PORTLAND, Ore. -- The perfect crystalline structure of epitaxial graphene rearranges into a moire interference pattern of local band gaps when subjected to a magnetic field, according to researchers. The position-dependent atomic alignments between adjacent monolayers of graphene creates a regular pattern of regions where conduction is not allowed. The alignment could be magnetically switched in future carbon-based electronic devices.
"What we have discovered is a method to pattern the effective mass of graphene in an interesting way, with a magnetic switch to turn the pattern 'on' and 'off'," said Phillip First, a professor at Georgia Tech. "Whether it has practical consequences remains to be seen, but it's an essential piece of the puzzle which was both unexpected and unpredicted."
When magnetically switched on, electrons traveling though graphene must shuttle around "dead" regions, creating interference patterns that need to be well-understood if bi-layer graphene field-effect transistors are to be useful, according to First.
"Substrates or gate insulators that are lattice-matched to graphene such as boron nitride, could introduce 'ordered inhomogeneity' similar to what we observe," First added.
When subjected to a magnetic field, theory dictates that electrons in graphene travel in perfect cyclotronic orbits. But the researchers discovered that in practice isolated bandgaps on the surface created a regular patchwork of no-go areas for electrons. The mechanism is thought to be the slightly different lattice orientation of each layer, resulting in the moire pattern.

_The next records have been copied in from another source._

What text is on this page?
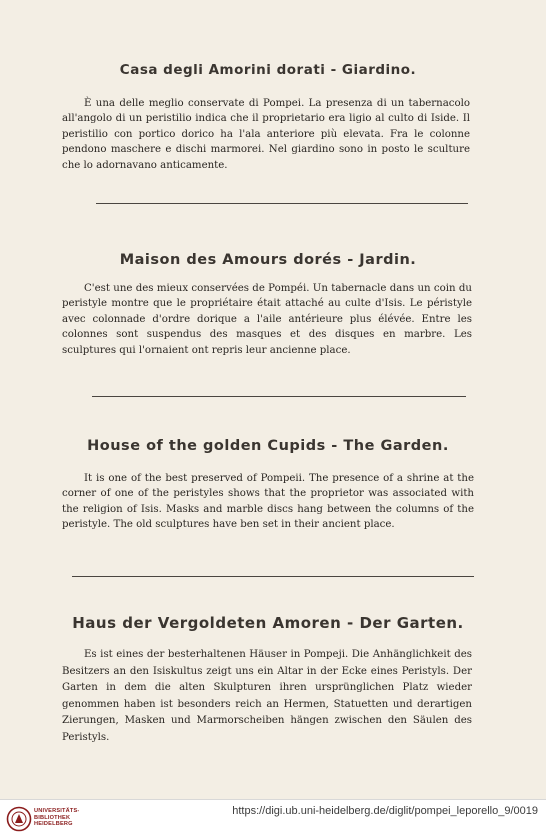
Casa degli Amorini dorati - Giardino.

È una delle meglio conservate di Pompei. La presenza di un tabernacolo all'angolo di un peristilio indica che il proprietario era ligio al culto di Iside. Il peristilio con portico dorico ha l'ala anteriore più elevata. Fra le colonne pendono maschere e dischi marmorei. Nel giardino sono in posto le sculture che lo adornavano anticamente.

Maison des Amours dorés - Jardin.

C'est une des mieux conservées de Pompéi. Un tabernacle dans un coin du peristyle montre que le propriétaire était attaché au culte d'Isis. Le péristyle avec colonnade d'ordre dorique a l'aile antérieure plus élévée. Entre les colonnes sont suspendus des masques et des disques en marbre. Les sculptures qui l'ornaient ont repris leur ancienne place.

House of the golden Cupids - The Garden.

It is one of the best preserved of Pompeii. The presence of a shrine at the corner of one of the peristyles shows that the proprietor was associated with the religion of Isis. Masks and marble discs hang between the columns of the peristyle. The old sculptures have ben set in their ancient place.

Haus der Vergoldeten Amoren - Der Garten.

Es ist eines der besterhaltenen Häuser in Pompeji. Die Anhänglichkeit des Besitzers an den Isiskultus zeigt uns ein Altar in der Ecke eines Peristyls. Der Garten in dem die alten Skulpturen ihren ursprünglichen Platz wieder genommen haben ist besonders reich an Hermen, Statuetten und derartigen Zierungen, Masken und Marmorscheiben hängen zwischen den Säulen des Peristyls.

UNIVERSITÄTS-
BIBLIOTHEK
HEIDELBERG
https://digi.ub.uni-heidelberg.de/diglit/pompei_leporello_9/0019
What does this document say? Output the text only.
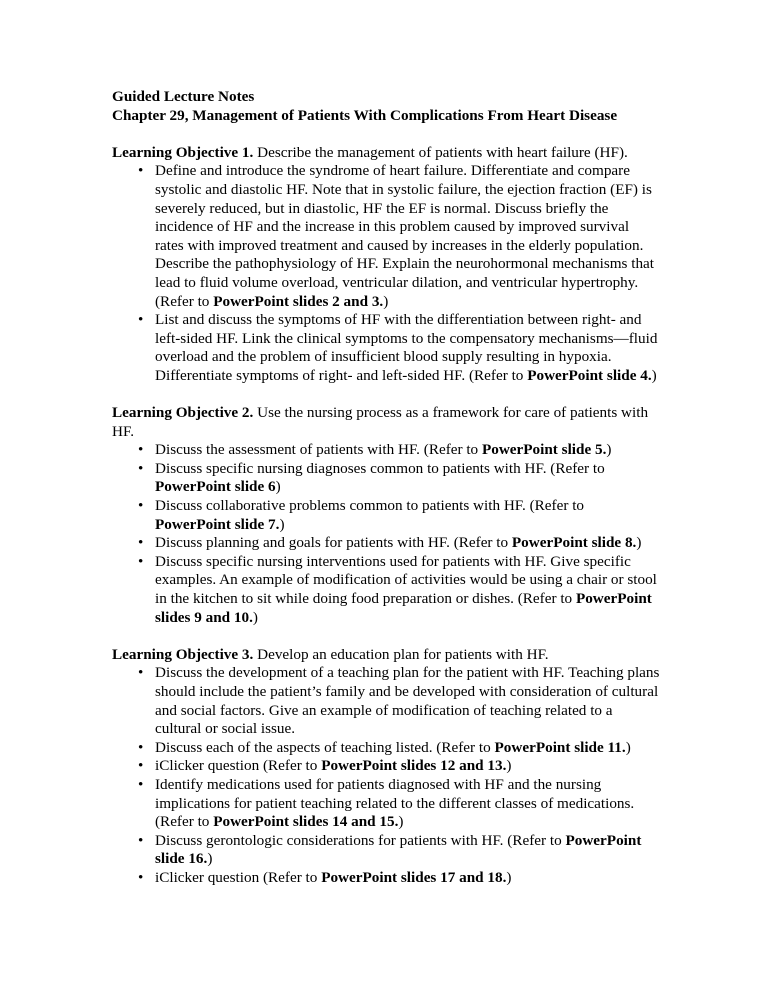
Guided Lecture Notes
Chapter 29, Management of Patients With Complications From Heart Disease

Learning Objective 1. Describe the management of patients with heart failure (HF).

• Define and introduce the syndrome of heart failure. Differentiate and compare systolic and diastolic HF. Note that in systolic failure, the ejection fraction (EF) is severely reduced, but in diastolic, HF the EF is normal. Discuss briefly the incidence of HF and the increase in this problem caused by improved survival rates with improved treatment and caused by increases in the elderly population. Describe the pathophysiology of HF. Explain the neurohormonal mechanisms that lead to fluid volume overload, ventricular dilation, and ventricular hypertrophy. (Refer to PowerPoint slides 2 and 3.)
• List and discuss the symptoms of HF with the differentiation between right- and left-sided HF. Link the clinical symptoms to the compensatory mechanisms—fluid overload and the problem of insufficient blood supply resulting in hypoxia. Differentiate symptoms of right- and left-sided HF. (Refer to PowerPoint slide 4.)

Learning Objective 2. Use the nursing process as a framework for care of patients with HF.

• Discuss the assessment of patients with HF. (Refer to PowerPoint slide 5.)
• Discuss specific nursing diagnoses common to patients with HF. (Refer to PowerPoint slide 6)
• Discuss collaborative problems common to patients with HF. (Refer to PowerPoint slide 7.)
• Discuss planning and goals for patients with HF. (Refer to PowerPoint slide 8.)
• Discuss specific nursing interventions used for patients with HF. Give specific examples. An example of modification of activities would be using a chair or stool in the kitchen to sit while doing food preparation or dishes. (Refer to PowerPoint slides 9 and 10.)

Learning Objective 3. Develop an education plan for patients with HF.

• Discuss the development of a teaching plan for the patient with HF. Teaching plans should include the patient’s family and be developed with consideration of cultural and social factors. Give an example of modification of teaching related to a cultural or social issue.
• Discuss each of the aspects of teaching listed. (Refer to PowerPoint slide 11.)
• iClicker question (Refer to PowerPoint slides 12 and 13.)
• Identify medications used for patients diagnosed with HF and the nursing implications for patient teaching related to the different classes of medications. (Refer to PowerPoint slides 14 and 15.)
• Discuss gerontologic considerations for patients with HF. (Refer to PowerPoint slide 16.)
• iClicker question (Refer to PowerPoint slides 17 and 18.)
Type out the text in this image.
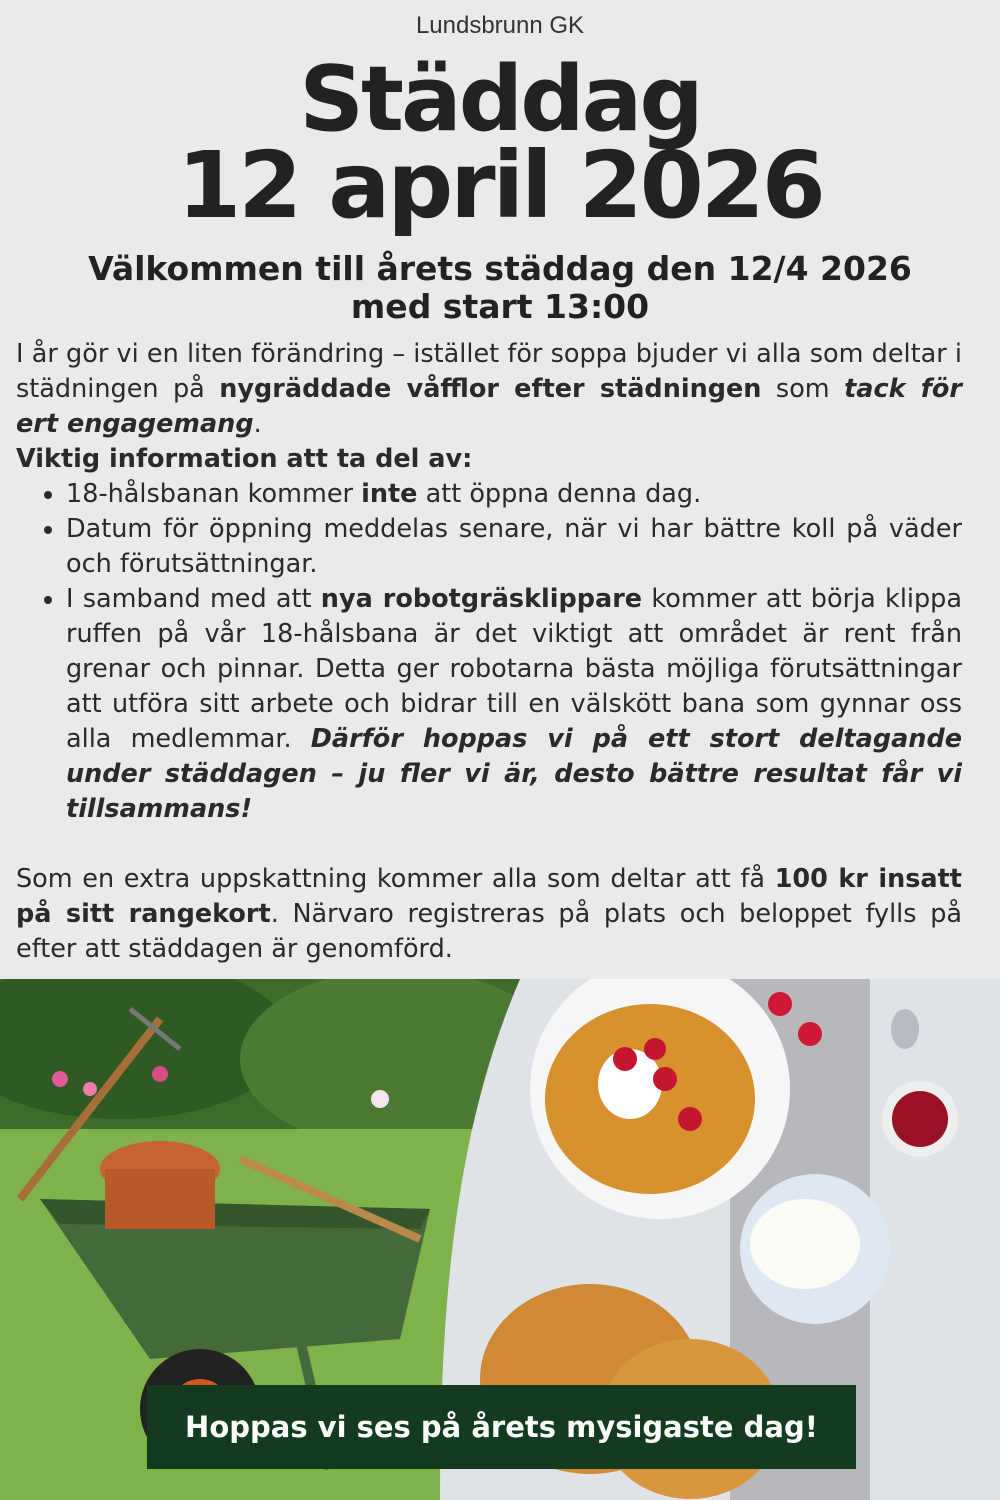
Lundsbrunn GK
Städdag
12 april 2026
Välkommen till årets städdag den 12/4 2026
med start 13:00

I år gör vi en liten förändring – istället för soppa bjuder vi alla som deltar i städningen på nygräddade våfflor efter städningen som tack för ert engagemang.

Viktig information att ta del av:

• 18-hålsbanan kommer inte att öppna denna dag.
• Datum för öppning meddelas senare, när vi har bättre koll på väder och förutsättningar.
• I samband med att nya robotgräsklippare kommer att börja klippa ruffen på vår 18-hålsbana är det viktigt att området är rent från grenar och pinnar. Detta ger robotarna bästa möjliga förutsättningar att utföra sitt arbete och bidrar till en välskött bana som gynnar oss alla medlemmar. Därför hoppas vi på ett stort deltagande under städdagen – ju fler vi är, desto bättre resultat får vi tillsammans!

Som en extra uppskattning kommer alla som deltar att få 100 kr insatt på sitt rangekort. Närvaro registreras på plats och beloppet fylls på efter att städdagen är genomförd.

Hoppas vi ses på årets mysigaste dag!
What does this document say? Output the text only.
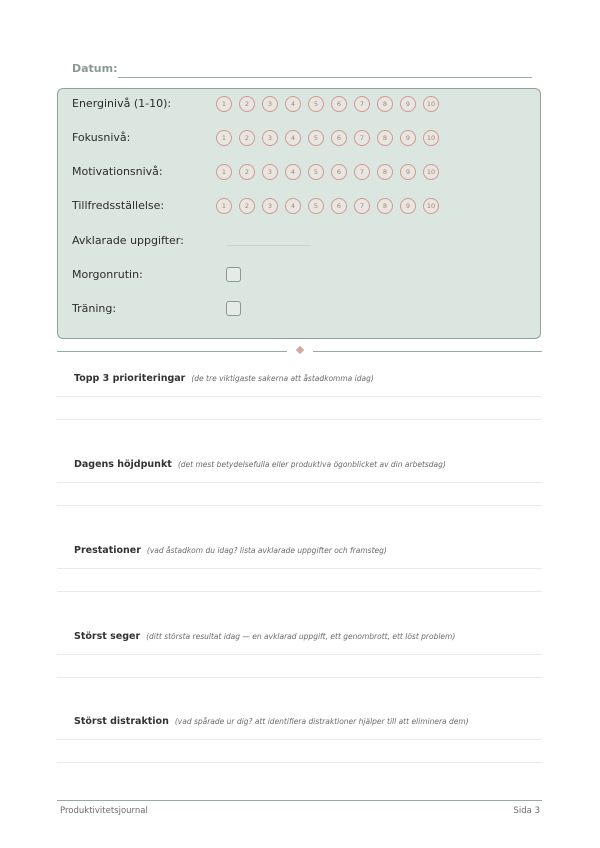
Datum:
Energinivå (1-10):	1	2	3	4	5	6	7	8	9	10
Fokusnivå:	1	2	3	4	5	6	7	8	9	10
Motivationsnivå:	1	2	3	4	5	6	7	8	9	10
Tillfredsställelse:	1	2	3	4	5	6	7	8	9	10
Avklarade uppgifter:
Morgonrutin:
Träning:
Topp 3 prioriteringar (de tre viktigaste sakerna att åstadkomma idag)
Dagens höjdpunkt (det mest betydelsefulla eller produktiva ögonblicket av din arbetsdag)
Prestationer (vad åstadkom du idag? lista avklarade uppgifter och framsteg)
Störst seger (ditt största resultat idag — en avklarad uppgift, ett genombrott, ett löst problem)
Störst distraktion (vad spårade ur dig? att identifiera distraktioner hjälper till att eliminera dem)
Produktivitetsjournal	Sida 3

"Photonic devices such as far-infrared lasers might be made from transitions between the discrete energies of quantized cyclotron orbits," predicted First. "The new band gaps that we observe in this work could affect the performance of these photonic devices by introducing extra energy states."
Joseph Stroscio of the National Institute of Standards and Technology's Center for Nanoscale Science and Technology contributed to the research. .
Research funding was provided by the National Science Foundation, Semiconductor Research Corp., the W.M. Keck Foundation and Georgia Tech’s Materials Research Science and Engineering Center.